*Names in bold indicate Presenter
Method: We use 2006-2011 BCBSMA claims data to conduct difference-in-differences analyses of the effects of the AQC on MH/SUD spending and utilization outcomes. In addition, we evaluate the impact of the AQC on three performance measures of SUD care: (1) identification, (2) treatment initiation, and (3) treatment engagement. The purpose of these measures, which were developed by Washington Circle and adopted by the National Committee for Quality Assurance for the Healthcare Effectiveness Data and Information Set (HEDIS), is to provide indicators of performance using claims data. We compare two intervention groups – one with enrollees in AQC organizations that accept MH/SUD risk and one with enrollees in AQC organizations that do not – to a group of BCBSMA enrollees not participating in the AQC.
Findings: We examine the AQC’s impact on use of inpatient services, outpatient services (e.g., psychotherapy, medication management), and psychiatric medications, and examine use of MH/SUD services delivered in the primary care setting versus the specialty care setting. Spending and utilization analyses are in progress, and final results will be available by the November 2014 conference. We have completed preliminary analyses on the performance measures outcomes.
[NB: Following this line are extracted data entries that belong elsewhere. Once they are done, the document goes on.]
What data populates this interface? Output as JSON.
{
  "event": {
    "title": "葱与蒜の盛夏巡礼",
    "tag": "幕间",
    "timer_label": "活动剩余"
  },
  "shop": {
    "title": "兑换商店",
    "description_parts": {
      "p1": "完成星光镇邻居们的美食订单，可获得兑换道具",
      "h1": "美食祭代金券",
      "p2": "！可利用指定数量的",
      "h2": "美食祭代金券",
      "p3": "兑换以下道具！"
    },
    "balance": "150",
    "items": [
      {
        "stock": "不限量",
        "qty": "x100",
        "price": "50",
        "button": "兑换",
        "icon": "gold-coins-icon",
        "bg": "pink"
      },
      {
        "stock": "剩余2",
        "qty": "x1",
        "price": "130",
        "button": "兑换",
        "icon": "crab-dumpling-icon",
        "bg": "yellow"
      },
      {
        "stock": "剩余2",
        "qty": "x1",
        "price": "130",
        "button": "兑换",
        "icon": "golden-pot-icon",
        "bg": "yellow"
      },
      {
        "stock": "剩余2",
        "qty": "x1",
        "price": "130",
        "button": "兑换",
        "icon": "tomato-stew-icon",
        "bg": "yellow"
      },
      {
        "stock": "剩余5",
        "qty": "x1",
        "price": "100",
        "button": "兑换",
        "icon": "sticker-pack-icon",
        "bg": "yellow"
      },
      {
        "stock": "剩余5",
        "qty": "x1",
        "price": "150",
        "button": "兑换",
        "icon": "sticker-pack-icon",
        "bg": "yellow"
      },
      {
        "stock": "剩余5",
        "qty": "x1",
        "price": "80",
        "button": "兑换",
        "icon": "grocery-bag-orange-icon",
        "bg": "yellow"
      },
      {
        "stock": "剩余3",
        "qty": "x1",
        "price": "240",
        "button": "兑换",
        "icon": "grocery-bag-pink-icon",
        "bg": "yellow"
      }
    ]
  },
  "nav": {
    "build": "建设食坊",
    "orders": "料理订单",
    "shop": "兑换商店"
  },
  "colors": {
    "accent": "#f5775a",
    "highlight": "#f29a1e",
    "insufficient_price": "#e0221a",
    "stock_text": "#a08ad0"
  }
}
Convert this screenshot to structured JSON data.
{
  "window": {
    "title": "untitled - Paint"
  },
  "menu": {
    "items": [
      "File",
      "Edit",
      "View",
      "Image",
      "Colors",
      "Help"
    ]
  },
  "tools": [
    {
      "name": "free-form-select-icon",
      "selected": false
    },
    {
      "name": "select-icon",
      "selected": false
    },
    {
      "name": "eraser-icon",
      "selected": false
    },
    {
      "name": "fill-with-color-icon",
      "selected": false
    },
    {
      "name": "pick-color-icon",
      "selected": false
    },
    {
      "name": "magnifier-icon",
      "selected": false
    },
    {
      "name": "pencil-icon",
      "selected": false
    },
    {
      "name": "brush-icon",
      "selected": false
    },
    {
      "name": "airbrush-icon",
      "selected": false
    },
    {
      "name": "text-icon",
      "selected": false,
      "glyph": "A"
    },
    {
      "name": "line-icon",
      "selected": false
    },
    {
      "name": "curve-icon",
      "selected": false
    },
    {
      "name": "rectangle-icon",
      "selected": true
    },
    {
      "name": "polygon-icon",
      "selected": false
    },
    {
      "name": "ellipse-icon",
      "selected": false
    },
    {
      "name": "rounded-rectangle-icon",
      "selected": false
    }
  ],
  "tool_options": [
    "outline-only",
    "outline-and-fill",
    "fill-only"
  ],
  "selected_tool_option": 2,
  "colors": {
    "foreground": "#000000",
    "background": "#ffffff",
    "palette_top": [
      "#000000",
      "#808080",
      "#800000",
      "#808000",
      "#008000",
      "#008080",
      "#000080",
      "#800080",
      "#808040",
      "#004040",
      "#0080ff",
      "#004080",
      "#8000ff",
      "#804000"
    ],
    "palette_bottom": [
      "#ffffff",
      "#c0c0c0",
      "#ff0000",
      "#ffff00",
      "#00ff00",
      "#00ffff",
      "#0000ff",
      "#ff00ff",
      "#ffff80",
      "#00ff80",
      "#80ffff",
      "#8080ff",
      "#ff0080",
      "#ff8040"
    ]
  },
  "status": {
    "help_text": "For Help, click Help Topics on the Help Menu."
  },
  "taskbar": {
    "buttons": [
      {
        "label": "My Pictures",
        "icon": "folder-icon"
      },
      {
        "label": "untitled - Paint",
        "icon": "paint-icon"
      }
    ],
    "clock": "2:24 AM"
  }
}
These results suggest no difference attributable to the AQC in HEDIS performance measures of SUD identification, treatment initiation and treatment engagement among health plan enrollees in AQC organizations and comparison group enrollee findings are consistent with our initial hypotheses given that no SUD measures were included in the 64 different performance measures used to pay organizations under the AQC. However, results suggest that the AQC may not be effective approach to improving detection and quality of care for SUD unless organizations are incentivized to improve care for this group.
Impact: An understanding of the effects of implementing global payment and accountable care models on individuals with MH/SUD treatment needs is important for public and private payers considering these models, as well as providers operating under these types of contracts.